意図的な失踪や犯罪と思いきや、中には神域、異世界に行ったとしか考えられぬ話もある。
自然の中にも街中にも、時には家の中にも異界へ繋がる扉は突如現れ、口を開く。
7つのシーンで起きた神隠しがどれも好きなタイプのお話で、あっという間に読み切ってしまった!!
こうして何気なく過ごしてる日々の中、自分が、家族がいつ扉を開いてしまってもおかしくないなと感じる。
ドキドキ不気味さワクワク感が、ホラーとも違う新たなジャンルで、このタイプのお話もっと増えてほしいな〜!!
Posted by ブクログ
この世界と違う世界を行き来する人の話やあの世界についれていかれそうになる人の話などの怪談集。
あの世に関しては神話にもあるくらいだから日本人にとっては馴染み深いもの。黄泉の国はギリシャ神話にもあるが(冥府、というらしい)、キリスト教世界の天国や地獄とは違うんじゃないだろうか。キリスト教の天国なんて神の領域だから自由な想像すらも許されない感じがする。宗教画の世界が精一杯。雲の上で天使が飛んでるような・・・。それに対して日本の「あの世」のバリエーション豊富なこと・・・。いいところなのか悪いところなのかもよくわからない。人それぞれになってしまうところが、極めて日本らしい。

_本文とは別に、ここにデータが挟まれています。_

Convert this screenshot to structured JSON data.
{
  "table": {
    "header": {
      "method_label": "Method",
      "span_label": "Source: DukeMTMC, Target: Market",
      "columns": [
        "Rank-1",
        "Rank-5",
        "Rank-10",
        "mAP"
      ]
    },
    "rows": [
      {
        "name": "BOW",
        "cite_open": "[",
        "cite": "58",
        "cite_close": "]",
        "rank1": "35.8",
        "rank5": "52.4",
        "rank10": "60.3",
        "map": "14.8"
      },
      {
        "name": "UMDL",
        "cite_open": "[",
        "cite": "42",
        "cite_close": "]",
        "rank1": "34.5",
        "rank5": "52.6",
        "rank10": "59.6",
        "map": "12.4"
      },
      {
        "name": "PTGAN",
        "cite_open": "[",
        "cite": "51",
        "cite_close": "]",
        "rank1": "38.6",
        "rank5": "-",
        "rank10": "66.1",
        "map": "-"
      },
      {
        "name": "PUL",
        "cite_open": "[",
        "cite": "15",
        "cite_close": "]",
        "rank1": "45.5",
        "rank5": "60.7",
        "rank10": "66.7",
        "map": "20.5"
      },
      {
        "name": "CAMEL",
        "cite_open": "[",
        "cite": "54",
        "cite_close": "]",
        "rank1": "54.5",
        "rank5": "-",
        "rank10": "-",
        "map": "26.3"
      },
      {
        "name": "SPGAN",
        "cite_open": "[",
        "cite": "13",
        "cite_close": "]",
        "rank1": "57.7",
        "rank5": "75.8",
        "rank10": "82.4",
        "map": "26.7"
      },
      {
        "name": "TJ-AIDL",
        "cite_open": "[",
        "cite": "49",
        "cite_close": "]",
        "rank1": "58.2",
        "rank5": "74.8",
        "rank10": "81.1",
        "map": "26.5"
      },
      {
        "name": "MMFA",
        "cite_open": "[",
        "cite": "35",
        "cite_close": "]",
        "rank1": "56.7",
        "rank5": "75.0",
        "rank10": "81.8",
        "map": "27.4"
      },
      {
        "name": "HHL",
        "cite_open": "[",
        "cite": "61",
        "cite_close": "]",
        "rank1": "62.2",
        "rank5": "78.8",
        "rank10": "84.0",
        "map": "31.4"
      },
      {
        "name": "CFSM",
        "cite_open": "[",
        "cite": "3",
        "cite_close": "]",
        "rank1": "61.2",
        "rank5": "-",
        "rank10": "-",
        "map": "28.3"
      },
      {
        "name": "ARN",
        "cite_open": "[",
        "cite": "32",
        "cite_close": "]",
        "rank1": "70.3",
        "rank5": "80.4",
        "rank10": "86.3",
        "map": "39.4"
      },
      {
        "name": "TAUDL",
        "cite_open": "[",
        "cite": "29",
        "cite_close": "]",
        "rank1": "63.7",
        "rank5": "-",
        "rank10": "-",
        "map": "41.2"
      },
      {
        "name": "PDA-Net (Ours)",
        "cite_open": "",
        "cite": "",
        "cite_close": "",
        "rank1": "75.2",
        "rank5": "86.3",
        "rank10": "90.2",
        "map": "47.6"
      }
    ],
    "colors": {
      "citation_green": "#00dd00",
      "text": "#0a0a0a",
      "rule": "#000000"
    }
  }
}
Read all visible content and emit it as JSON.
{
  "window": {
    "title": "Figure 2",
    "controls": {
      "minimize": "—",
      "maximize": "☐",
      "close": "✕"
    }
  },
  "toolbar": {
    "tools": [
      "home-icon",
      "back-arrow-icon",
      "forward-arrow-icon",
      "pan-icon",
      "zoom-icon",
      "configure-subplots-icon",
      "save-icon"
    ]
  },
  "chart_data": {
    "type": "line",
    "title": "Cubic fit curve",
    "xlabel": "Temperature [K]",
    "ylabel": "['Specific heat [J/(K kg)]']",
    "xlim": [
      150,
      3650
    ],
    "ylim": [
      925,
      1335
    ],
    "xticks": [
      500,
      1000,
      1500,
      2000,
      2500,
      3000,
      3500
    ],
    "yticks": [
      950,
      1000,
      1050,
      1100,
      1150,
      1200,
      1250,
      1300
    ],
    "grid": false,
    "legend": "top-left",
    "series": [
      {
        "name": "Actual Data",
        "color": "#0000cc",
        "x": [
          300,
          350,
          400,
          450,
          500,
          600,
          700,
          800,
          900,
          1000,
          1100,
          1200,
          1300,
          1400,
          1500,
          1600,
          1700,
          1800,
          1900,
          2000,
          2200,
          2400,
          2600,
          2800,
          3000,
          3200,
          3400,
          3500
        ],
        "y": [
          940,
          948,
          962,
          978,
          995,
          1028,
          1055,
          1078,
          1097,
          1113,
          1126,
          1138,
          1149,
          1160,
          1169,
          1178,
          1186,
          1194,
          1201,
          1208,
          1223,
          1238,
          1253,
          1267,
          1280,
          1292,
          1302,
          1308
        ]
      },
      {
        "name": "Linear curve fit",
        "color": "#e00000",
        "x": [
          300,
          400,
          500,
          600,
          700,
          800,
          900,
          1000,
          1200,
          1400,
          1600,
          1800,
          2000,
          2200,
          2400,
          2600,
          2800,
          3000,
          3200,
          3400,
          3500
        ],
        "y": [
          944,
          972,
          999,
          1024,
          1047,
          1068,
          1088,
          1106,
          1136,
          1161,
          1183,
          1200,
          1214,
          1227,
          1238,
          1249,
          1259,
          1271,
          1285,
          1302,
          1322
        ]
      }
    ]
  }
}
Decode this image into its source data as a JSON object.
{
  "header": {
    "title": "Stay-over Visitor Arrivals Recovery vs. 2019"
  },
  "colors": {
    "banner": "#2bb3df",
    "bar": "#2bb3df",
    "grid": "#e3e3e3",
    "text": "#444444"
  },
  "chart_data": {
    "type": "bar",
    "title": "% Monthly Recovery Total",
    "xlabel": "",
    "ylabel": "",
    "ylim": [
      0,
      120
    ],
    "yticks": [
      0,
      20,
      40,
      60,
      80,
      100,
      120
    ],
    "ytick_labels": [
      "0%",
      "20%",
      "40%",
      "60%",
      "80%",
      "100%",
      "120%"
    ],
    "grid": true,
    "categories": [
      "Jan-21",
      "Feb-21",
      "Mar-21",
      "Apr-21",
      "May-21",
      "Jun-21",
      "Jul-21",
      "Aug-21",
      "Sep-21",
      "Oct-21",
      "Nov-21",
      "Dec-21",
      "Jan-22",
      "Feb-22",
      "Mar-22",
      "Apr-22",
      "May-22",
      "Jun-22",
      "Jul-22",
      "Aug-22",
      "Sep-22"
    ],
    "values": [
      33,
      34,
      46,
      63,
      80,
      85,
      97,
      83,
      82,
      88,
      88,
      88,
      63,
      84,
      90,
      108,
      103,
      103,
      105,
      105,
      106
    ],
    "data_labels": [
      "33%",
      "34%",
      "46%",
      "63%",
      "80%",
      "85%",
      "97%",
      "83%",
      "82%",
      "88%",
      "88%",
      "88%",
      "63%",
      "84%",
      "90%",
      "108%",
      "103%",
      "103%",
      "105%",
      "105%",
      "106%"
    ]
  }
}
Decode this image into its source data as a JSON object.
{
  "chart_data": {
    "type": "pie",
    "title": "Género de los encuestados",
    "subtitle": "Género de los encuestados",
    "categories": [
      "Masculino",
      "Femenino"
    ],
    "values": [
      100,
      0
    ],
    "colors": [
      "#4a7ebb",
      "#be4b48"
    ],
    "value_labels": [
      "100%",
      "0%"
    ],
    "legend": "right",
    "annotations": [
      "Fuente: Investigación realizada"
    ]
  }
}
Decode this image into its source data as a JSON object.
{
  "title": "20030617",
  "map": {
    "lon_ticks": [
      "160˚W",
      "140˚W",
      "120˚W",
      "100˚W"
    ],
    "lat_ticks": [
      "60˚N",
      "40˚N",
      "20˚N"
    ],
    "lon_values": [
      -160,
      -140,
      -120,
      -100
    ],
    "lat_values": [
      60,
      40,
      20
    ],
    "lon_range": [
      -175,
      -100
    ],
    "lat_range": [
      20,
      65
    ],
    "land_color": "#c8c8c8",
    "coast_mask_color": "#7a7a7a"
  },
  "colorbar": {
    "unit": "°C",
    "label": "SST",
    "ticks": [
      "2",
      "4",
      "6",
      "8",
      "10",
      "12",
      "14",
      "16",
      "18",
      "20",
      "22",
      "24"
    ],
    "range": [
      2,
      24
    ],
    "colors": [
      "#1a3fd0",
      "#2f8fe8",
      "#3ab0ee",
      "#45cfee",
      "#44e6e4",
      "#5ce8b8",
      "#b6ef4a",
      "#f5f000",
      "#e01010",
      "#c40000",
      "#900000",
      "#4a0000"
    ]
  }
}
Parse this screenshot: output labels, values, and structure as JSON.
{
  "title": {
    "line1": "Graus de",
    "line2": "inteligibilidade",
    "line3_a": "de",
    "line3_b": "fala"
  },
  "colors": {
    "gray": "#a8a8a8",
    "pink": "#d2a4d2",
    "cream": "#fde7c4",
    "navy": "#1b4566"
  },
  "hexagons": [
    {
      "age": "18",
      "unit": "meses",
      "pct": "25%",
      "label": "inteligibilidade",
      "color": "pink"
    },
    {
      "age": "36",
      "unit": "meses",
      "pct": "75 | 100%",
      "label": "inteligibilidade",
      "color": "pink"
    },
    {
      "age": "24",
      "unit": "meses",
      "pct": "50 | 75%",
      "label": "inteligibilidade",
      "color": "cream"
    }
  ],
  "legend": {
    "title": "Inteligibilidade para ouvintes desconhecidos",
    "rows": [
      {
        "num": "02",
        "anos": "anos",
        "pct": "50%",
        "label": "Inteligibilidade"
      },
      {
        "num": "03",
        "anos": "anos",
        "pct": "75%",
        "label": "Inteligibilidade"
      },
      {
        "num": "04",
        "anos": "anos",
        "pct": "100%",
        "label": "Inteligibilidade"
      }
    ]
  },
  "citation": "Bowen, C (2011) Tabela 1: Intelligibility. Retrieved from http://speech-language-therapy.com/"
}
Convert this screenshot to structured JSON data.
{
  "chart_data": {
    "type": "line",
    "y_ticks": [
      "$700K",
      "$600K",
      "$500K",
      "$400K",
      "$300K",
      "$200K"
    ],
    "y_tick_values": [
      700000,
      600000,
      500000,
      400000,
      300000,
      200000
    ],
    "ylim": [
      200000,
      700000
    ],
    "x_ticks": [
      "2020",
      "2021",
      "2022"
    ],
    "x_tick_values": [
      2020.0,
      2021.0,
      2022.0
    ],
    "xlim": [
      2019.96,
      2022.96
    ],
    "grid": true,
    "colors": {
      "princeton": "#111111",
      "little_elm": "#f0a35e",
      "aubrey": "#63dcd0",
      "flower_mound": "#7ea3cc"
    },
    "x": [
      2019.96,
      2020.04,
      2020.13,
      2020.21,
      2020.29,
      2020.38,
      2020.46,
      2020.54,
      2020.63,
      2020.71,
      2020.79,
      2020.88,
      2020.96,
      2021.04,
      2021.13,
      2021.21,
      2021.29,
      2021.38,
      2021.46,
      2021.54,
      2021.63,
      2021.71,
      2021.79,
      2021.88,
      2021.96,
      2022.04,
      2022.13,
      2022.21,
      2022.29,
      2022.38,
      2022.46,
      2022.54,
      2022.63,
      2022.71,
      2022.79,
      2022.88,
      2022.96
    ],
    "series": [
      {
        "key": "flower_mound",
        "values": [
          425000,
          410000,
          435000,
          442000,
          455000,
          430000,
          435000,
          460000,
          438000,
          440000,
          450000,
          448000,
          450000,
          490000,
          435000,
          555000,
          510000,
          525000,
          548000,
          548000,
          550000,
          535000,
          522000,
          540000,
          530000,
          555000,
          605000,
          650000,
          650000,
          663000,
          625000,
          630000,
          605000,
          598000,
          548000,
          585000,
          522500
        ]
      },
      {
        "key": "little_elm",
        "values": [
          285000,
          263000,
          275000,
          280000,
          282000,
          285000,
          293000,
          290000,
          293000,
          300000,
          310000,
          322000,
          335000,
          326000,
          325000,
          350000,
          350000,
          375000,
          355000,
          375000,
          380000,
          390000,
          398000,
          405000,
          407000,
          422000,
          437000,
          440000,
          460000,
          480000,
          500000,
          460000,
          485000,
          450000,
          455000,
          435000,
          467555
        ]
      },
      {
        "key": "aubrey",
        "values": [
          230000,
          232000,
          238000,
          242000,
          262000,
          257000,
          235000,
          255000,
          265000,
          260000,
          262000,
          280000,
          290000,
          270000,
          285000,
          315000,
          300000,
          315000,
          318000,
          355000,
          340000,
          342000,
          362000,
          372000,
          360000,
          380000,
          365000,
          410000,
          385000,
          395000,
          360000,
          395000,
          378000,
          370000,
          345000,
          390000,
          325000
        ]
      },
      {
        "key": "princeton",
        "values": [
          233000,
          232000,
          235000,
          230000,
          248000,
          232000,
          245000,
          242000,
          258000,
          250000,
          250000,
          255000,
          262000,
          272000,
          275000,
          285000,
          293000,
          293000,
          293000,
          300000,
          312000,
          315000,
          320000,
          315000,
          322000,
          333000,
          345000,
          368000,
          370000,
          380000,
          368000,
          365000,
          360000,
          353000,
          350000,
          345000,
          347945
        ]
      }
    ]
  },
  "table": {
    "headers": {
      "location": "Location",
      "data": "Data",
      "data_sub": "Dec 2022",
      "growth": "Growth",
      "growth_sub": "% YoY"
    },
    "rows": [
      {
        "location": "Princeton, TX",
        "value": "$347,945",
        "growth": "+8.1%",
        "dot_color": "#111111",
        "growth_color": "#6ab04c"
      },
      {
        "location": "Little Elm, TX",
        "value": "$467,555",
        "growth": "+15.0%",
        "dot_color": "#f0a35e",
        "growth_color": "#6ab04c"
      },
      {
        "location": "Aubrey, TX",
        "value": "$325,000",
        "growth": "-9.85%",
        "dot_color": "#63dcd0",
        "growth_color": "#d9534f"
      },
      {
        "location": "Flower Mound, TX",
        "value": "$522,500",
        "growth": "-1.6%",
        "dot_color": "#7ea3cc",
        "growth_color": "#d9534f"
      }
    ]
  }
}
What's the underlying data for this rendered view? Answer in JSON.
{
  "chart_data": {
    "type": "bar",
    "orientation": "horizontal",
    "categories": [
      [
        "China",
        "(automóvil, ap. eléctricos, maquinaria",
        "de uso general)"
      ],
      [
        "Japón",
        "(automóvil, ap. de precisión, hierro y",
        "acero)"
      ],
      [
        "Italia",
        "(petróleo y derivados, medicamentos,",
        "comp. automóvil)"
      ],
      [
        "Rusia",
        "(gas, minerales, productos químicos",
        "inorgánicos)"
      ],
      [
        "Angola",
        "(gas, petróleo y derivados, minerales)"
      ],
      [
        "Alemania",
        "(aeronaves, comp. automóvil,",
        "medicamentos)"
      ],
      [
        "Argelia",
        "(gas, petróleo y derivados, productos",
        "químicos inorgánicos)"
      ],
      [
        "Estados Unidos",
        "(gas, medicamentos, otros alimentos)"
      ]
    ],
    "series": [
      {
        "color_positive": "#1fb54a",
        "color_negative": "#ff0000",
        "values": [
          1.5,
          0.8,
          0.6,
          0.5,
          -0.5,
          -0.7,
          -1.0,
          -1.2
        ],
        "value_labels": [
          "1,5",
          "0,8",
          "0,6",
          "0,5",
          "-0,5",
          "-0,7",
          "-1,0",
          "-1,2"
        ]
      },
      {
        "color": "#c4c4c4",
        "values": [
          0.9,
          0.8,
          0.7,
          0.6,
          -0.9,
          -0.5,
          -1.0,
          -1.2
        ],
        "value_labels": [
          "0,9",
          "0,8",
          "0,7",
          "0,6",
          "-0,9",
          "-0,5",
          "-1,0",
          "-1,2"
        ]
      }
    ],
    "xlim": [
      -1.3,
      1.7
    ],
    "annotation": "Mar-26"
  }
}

私は毎日昔話を子供に読んであげているのだが、昔話はあの世から出てくるいろいろなモノたちでいっぱいである。姿形を変えて人を騙しにきて、あの世をちょっと見せたりする。
日本では大昔から、子供から大人まで異形の世界やら霊のいる世界を想像しては楽しんでいたのだろう。真っ暗な夜道、鬱蒼とした裏山、家の小部屋や押入れ、古びた旅館、賑わう街の曲がり角が全て別世界の入り口になる。正直、こんなワクワクできるエンタメは他にないと思う。